27 febbraio 2009: espongo la mia tesi di laurea riguardante un social network in cui gli utenti si rapportano attraverso "scambi di favori" agli angoli opposti del mondo.
-- febbraio 2009: Una giovane ragazza cinese mette a disposizione il suo tempo online, pronta a soddisfare qualsiasi richiesta degli utenti solo se degnamente retribuita.
9 aprile 2009: il Times riporta una notizia riguardante la "Banca delle felicità", nata in estonia e sviluppatasi sullo stesso principio: scambi di competenze.Qui l'articolo
http://women.timesonline.co.uk/tol/life_and_style/women/the_way_we_liv/article6053885.eceQuesti tre elementi richiamano una numerosissima serie di riflessioni basate su poche parole chiave, ma infinite combinazioni: baratto, tempo, valore, astrazione, conoscenza, scambio, fiducia.
Riassumiamo l'ultimo periodo webstorico giungendo direttamente alla conclusione che il web 2.0 ha aperto le porte a quella che è la continua condivisione e comunicazione tra gruppi di persone col medesimo interesse o appartenenti ad un determinato network sociale.
Il tempo che spendiamo sulla rete è ormai integrato nella nostra vita quotidiana, non è più possibile scindere le due cose tant'è vero che spesso cerchiamo la velocità telematica all'interno del mondo fisico, annoiandoci a morte in coda per un caffè.
La perenne condivisione di materiale digitale ha contribuito alla nascita e sviluppo di rapporti "speciali"tra il popolo della rete.
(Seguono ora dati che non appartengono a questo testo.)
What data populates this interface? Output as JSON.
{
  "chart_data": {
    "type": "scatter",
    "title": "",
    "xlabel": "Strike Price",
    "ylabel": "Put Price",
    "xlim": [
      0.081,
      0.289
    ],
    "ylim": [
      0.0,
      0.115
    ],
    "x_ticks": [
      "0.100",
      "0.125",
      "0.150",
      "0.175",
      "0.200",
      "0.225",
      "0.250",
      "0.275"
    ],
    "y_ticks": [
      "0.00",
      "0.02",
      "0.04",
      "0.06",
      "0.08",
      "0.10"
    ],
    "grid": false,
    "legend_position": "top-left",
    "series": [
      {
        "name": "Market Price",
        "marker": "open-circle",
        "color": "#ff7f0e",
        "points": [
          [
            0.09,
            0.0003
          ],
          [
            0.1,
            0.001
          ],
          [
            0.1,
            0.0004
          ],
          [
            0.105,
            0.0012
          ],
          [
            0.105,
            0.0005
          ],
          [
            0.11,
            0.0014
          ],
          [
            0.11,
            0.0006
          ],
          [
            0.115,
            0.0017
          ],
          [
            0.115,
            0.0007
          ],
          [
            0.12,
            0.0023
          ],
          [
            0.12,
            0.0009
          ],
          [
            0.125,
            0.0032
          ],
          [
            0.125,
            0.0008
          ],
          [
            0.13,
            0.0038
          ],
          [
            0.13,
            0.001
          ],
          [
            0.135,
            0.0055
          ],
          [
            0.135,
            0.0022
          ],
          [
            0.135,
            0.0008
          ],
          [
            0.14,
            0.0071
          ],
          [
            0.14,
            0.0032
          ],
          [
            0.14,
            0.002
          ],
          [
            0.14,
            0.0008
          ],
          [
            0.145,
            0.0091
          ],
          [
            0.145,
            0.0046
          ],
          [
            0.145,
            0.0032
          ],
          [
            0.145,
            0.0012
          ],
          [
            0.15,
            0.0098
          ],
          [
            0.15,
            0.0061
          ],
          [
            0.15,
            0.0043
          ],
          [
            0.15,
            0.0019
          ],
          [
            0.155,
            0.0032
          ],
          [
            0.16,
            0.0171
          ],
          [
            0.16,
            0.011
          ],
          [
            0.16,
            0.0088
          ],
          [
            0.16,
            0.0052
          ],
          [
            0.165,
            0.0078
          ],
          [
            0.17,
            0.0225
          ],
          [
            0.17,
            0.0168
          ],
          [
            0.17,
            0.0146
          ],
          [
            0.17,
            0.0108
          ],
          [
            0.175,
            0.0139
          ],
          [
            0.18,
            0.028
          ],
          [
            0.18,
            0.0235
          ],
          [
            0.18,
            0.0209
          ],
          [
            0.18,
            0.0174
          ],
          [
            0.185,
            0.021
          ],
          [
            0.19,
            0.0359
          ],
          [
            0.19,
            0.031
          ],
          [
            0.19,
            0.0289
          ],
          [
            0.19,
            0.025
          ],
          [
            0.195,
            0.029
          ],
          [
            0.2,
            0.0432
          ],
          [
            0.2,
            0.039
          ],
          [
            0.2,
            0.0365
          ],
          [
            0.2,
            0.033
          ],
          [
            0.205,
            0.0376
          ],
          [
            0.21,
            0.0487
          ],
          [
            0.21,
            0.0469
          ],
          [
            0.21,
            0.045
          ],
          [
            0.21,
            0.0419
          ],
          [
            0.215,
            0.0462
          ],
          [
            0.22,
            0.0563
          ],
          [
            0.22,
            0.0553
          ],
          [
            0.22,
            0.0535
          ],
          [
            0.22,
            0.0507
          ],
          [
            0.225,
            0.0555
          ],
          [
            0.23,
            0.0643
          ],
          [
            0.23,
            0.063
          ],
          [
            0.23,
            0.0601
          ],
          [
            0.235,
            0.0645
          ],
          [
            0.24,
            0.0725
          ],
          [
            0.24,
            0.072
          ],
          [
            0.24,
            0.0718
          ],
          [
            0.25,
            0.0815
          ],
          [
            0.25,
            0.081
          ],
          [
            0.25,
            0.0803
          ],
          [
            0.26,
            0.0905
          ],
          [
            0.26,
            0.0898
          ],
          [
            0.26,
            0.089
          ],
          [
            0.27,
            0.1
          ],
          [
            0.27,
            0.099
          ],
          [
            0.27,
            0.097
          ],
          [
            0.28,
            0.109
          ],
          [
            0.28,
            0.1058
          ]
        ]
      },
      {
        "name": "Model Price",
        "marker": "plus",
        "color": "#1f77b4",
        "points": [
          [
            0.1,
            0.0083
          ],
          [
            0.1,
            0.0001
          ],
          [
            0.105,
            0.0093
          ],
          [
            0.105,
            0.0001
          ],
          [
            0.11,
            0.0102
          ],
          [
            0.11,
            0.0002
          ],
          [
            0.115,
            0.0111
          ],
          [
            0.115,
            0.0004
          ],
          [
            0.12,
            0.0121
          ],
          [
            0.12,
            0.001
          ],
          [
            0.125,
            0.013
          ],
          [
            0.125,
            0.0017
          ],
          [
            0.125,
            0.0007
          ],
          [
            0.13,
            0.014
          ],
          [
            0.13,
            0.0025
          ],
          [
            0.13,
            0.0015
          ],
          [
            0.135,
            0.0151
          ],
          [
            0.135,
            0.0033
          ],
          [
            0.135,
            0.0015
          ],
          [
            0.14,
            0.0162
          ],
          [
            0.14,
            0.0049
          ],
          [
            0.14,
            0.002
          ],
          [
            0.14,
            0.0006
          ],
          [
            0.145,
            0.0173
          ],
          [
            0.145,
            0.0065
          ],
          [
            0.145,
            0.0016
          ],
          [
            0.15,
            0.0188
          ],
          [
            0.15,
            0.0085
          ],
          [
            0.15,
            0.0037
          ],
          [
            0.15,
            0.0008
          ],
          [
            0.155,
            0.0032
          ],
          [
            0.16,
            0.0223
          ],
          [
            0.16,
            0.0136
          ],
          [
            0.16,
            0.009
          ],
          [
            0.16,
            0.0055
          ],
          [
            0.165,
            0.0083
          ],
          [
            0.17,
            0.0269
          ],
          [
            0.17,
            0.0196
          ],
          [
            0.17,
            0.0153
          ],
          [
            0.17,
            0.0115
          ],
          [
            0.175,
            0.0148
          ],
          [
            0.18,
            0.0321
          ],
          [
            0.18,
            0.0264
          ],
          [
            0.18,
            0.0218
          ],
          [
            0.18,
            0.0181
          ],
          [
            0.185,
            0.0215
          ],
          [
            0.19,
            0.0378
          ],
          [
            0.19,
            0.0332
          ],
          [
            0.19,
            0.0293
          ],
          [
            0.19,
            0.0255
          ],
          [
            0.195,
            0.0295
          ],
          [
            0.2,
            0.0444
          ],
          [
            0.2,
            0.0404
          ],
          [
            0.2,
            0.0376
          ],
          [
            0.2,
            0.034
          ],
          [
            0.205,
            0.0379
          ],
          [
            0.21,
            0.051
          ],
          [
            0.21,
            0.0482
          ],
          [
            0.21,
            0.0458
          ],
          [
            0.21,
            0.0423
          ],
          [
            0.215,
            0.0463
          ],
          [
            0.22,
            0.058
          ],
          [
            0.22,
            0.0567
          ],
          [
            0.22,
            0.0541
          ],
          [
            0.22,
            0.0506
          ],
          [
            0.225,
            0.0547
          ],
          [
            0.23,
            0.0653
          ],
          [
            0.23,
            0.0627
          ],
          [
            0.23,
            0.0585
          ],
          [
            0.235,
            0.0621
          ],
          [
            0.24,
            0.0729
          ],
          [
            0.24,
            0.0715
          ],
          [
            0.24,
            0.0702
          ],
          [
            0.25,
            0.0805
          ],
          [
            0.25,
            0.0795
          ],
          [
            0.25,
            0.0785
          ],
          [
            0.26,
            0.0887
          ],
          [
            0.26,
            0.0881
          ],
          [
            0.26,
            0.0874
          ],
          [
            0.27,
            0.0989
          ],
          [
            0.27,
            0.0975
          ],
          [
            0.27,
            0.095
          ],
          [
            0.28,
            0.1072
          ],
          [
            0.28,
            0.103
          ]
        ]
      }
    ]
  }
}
E' come se il mondo virtuale non prevedesse regole, moralità e tempi standard di conoscenza. Sulla rete circola una specie nuova di fiducia per cui le persone osano mettersi in gioco senza preoccupazioni, come se lì "fossimo tutti più buoni".
Questo mondo parallelo vive di SCAMBI, materiale virtuale, informazioni, opinioni, commenti, spesso favori applicati al mondo di internet e in alcuni casi con un minimo riscontro nel reale.
La nuova ricchezza, il nuovo valore di scambio della società è la comunicazione e la condivsione di conoscenza. Questo processo, approfondito negli ultimi decenni principalmente sul web, per la facilità e immediatezza con cui si puà "scambiare" qualcosa, sta prendendo piede anche nel mondo fisico, come si può evincere dall'articolo del Times sopracitato.
Sembra di tornare indietro nel tempo, all'epoca del baratto, ma con una nuova consapevolezza.
Non si tratta di scambiare una pecora con due galline, ma arricchirsi reciprocamente di nuove competenze. La Banca della felicità permette di mettere a disposizione una propria abilità utile ad altri, in cambio dello stesso servizio. Io ti porto a passeggio il cane e tu mi lavi la macchina. Debiti e crediti restano registrati come se si trattasse di denaro, ma lo scambio è basato sul tempo e sulla disponibilità. Sembra un progetto utopico ma in realtà la sua forza sta nella profonda semplicità: instaurare rapporti sociali come avverrebbe in un gruppo di amici.
Le persone che partecipano a questo progetto si incontrano su internet, conoscono la Banca e vi si iscrivono mettendo a disposizione "ciò che sanno fare" e che possono fare nel tempo libero. Allo stesso tempo hanno la possbilità di esplorare le disponibilità altrui cercano qualcosa che possa essere loro utile.
Il digitale ha spostato l'attenzione al reale, stimolando un cambiamento concreto nei rapporti e nei valori. Il web è in continua evoluzione, e la frontiera che nella mia tesi teorizzavo come prossima, si sta già materializzando a distanza di pochi mesi: la riappropriazione del reale con una nuova consapevolezza nutrita e coltivata nel digitale e la necessità di "toccare con mano", usufruire concretamente di ciò che abbiamo imparato a considerare importante sul web.